Religion Sector 3.0
Today, building on current conditions and perspectives, we find ourselves at Religion Sector 3.0.
First, there was Religion Sector 1.0, “The Church on the Town Square.” Then came Religion Sector 2.0, “Walls of Separation.” The United States has transitioned from “the church” to a multitude of congregations of a diversity of faiths, scattered away from “the town square.”
Progressively, certainly by the 1950’s, the subsequent “walls of separation” were twofold. First, came the very separate existence of congregations, each from the other. Even congregations of common faith were scattered by distance as they spread themselves across the landscape.
Second came the increasing imposition of the “wall” as a barrier between “religion” and “state.” Segments, in the religion sector and the civic sectors, promoted the rationale that society would be best served if a wall separated religion from society. This was reflected in the life of the individual and in the religion sector core institution, the congregation. The Religion Sector was ad hoc, fragmented and marginalized, as such, projected as outside of society.
A range of factors contributed to a 21st century longing for a society in which both people of religious faith and religion institutions were not separated from each other, and in which their faith was acknowledged within society along with other personal practices and organized expressions of personal identity.

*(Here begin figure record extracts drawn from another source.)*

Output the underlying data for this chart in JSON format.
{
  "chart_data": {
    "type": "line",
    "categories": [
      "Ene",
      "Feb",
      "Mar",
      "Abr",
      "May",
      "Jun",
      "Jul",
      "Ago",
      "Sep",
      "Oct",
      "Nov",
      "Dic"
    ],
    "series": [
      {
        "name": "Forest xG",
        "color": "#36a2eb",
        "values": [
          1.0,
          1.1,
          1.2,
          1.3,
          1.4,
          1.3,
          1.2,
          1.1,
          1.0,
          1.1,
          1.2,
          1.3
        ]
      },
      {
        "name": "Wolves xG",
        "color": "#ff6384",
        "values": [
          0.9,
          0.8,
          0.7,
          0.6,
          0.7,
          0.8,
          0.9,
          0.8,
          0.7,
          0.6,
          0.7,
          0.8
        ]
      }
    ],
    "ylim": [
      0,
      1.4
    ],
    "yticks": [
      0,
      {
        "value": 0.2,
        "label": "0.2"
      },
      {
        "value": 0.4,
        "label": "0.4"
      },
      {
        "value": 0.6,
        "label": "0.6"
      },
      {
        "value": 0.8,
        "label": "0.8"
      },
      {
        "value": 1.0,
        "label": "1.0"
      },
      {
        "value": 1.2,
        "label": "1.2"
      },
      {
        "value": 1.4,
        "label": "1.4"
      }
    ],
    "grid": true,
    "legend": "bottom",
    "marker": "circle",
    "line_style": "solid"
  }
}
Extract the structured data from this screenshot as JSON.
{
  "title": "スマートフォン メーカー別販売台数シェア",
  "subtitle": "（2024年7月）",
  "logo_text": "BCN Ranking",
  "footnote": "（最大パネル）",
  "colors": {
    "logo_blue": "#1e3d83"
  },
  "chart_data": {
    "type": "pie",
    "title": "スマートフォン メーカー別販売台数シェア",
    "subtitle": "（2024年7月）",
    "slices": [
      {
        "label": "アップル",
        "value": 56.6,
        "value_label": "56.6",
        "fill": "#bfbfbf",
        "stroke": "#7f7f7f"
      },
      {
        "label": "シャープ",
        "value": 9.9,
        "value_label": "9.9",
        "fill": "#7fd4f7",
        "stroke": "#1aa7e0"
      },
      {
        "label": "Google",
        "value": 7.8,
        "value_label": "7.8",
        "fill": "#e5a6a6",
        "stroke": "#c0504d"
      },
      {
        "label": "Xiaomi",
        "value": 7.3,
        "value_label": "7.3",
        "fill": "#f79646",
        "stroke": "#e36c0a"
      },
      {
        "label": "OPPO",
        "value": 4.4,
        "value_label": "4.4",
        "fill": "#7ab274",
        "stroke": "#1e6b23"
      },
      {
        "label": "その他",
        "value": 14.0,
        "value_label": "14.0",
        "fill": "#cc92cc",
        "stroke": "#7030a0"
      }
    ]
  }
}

There was also a significant, long sought effort to recapture the “Congregation Based Resources” (CBR), so intrinsically a part of the fabric of community life within the Religion Sector 1.0 society.

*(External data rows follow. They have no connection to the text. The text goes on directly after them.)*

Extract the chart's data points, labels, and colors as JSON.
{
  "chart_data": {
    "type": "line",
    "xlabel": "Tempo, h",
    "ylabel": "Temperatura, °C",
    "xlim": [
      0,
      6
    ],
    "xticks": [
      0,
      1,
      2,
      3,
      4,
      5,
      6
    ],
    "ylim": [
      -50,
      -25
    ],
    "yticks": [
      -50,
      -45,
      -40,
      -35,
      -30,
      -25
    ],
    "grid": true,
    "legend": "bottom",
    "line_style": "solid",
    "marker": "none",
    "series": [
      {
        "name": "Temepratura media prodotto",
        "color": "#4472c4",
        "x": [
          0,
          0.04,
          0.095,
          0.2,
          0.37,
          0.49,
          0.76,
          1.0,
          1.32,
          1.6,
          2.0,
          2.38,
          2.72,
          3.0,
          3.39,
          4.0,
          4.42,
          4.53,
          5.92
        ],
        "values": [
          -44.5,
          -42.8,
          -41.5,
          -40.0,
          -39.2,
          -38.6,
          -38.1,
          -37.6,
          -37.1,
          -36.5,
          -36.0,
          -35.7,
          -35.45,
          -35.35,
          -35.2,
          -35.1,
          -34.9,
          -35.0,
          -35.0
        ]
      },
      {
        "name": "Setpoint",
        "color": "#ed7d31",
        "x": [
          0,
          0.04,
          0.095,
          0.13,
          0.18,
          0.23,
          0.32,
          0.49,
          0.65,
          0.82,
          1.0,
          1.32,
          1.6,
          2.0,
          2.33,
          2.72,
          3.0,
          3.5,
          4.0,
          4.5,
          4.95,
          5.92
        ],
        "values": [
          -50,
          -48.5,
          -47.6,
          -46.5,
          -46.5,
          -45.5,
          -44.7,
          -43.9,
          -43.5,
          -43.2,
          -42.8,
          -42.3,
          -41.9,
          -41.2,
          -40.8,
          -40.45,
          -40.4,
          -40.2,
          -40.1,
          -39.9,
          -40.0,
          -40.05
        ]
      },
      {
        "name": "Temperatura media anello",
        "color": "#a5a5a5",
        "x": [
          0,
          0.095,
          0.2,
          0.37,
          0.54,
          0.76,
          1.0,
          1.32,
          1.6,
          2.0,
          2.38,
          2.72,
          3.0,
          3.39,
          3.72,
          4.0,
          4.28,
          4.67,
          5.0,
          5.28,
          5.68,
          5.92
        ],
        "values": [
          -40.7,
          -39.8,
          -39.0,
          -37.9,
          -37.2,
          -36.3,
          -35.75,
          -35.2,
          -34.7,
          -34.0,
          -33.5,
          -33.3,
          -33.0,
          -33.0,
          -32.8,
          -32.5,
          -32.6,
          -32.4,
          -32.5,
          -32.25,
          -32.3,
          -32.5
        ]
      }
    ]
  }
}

This never fully ceased, but the benefits provided by congregations were hampered and significantly diminished in the Religion Sector 2.0 society. All this, in a society with growing needs for the sharing of resources to support a healthy, educated, safe and civil society.

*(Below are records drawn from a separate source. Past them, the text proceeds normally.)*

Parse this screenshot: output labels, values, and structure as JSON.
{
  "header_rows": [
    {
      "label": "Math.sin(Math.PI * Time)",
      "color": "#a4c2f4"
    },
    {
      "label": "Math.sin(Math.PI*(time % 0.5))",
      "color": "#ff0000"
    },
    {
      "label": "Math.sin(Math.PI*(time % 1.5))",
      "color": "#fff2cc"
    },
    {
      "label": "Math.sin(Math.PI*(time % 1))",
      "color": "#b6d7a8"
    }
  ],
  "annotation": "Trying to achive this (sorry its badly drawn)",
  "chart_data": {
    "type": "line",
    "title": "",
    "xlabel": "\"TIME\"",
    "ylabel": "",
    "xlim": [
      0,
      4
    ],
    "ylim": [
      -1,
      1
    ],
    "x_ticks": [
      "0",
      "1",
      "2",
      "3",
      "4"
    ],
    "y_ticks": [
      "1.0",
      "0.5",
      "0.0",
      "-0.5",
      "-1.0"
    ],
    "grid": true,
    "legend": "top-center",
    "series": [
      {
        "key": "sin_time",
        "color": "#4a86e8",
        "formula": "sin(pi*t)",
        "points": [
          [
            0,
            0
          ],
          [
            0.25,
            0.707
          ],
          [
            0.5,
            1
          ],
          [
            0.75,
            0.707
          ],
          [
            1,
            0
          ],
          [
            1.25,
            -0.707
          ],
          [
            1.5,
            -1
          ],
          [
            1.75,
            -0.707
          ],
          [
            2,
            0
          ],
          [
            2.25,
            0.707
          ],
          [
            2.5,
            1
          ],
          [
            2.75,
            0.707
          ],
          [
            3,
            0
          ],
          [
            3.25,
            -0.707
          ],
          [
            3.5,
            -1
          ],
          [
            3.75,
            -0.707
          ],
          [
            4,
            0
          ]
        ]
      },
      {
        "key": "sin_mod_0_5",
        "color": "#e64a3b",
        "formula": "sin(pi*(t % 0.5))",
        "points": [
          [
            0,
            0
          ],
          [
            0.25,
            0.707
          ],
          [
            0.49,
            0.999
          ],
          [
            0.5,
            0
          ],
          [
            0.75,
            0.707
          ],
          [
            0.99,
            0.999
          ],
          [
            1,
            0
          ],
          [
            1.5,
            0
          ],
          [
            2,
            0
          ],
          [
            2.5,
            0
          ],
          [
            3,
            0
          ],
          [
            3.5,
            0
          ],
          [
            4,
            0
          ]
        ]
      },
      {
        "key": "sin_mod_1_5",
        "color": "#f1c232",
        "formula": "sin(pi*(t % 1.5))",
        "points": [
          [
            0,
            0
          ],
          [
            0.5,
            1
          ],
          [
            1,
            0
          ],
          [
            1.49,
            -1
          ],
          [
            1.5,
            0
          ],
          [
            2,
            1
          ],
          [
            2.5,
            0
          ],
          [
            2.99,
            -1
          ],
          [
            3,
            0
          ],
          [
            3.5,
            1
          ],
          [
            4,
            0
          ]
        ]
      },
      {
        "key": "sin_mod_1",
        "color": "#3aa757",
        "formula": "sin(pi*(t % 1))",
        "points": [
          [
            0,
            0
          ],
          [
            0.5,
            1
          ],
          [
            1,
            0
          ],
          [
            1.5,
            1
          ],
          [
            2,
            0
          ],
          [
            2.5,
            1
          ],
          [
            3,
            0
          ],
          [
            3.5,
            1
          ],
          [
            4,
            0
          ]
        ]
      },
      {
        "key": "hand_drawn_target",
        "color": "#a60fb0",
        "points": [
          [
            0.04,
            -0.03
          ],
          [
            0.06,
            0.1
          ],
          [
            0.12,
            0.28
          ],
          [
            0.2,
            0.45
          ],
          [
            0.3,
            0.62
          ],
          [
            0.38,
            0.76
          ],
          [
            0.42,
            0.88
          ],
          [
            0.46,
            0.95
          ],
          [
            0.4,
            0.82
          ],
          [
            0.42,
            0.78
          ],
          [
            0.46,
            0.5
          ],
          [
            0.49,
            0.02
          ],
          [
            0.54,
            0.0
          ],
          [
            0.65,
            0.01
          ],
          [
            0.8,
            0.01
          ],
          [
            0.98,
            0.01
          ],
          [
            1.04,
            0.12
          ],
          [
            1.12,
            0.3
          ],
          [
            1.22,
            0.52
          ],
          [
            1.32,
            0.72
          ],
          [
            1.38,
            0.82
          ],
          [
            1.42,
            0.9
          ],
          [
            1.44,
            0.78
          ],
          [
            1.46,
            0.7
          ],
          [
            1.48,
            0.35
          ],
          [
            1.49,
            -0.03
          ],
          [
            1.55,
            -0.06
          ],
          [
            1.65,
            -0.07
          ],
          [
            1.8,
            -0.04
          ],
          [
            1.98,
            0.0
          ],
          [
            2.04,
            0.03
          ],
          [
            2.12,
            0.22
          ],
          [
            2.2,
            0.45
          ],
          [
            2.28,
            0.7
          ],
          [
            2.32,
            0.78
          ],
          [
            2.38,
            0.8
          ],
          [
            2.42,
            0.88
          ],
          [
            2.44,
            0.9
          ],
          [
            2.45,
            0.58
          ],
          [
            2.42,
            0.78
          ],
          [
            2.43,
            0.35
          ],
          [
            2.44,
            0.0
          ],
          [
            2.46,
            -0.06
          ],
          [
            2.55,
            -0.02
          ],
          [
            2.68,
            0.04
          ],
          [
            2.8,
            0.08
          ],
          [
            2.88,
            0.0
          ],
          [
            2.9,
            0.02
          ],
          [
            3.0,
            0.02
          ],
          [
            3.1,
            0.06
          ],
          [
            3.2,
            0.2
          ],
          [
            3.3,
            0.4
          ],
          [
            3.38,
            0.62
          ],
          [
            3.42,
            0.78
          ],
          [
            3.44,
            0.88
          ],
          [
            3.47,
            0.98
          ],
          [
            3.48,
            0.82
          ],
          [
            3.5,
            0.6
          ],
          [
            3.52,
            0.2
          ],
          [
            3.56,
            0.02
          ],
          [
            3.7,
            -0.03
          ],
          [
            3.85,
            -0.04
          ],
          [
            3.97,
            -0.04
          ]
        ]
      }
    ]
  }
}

ONE DEGREE OF SEPARATION – It was the historic insight of the nation’s founders that religion had a unique place in a democratic society, yet a place. For them it was a mutually beneficial place, an alignment defined as not too close to be entangled, but not too far to be unengaged and unprotected.
Religion Sector 3.0 emerged from a project initiated by the Peninsula Community Foundation to transition the religion realm from its ad hoc structure to a designed sector and from a marginalized status to an appropriate alignment within the full society. The project centered on “Regional Clergy Engagement” and successfully resulted in the unprecedented capacity for the engagement of all clergy, the chief professional of the religion sector’s core institution, the congregation.
As the project director, I staffed a series of grants to test the viability of the project outcomes at various locations around the United States and even in China. My year-long consultation in conjunction with the 2010 World Expo in Shanghai, including my co-coordination and presentation at a conference in conjunction with the Expo on “Religion in China,” was perhaps the most striking expression of the significant scope of the emerging Religion Sector 3.0 era.
In a paced, regionally based progression, the Religion Sector structural components and methodology continued to emerge and the alignments they fostered were tested and refined.
“Regional Clergy Engagement” provides the means which links the Religion Sector clergy with the professional leadership of the civic sectors – government, education, human services and business. Clergy relationships expanded to include the elected leadership – local, county, regional, state and national.
Religion Sector 3.0 conversations and dialogues emerged with representation from the Religion Sector and each of the civic sectors. They elevated Religion Sector 2.0 vocabulary, language, infrastructure, concepts, and attitudes. This extended the rich history of shared values and collaborative partnerships, congregation with congregation and congregations with civic sectors institutions.
Buoyed by a 21st century multi-culturalism, differences in faith were honored, awareness expanded and, with certain pertinent exceptions, new summits of relationships were affirmed and sustained.
The design framework of the Religion Sector serves to advance the nature of multi-faith relations and the alignment of religion in society, impacting individual lives and the institutions in society. Essential to this process, and an outcome of the Dialogue and Discussion process and the development of civic sectors’ partnerships,was my role in creating Trainings in Multi-Faith Awareness for individuals in the institutions in all sectors and a Religion Sector Glossary.
For clergy and congregations and civic sectors’ leaders and institutions, recognition of a shared community fabric of humanitarian values and an awareness of vast constituent needs and resources, prompted renewed norms of reciprocity to achieve a more perfect union.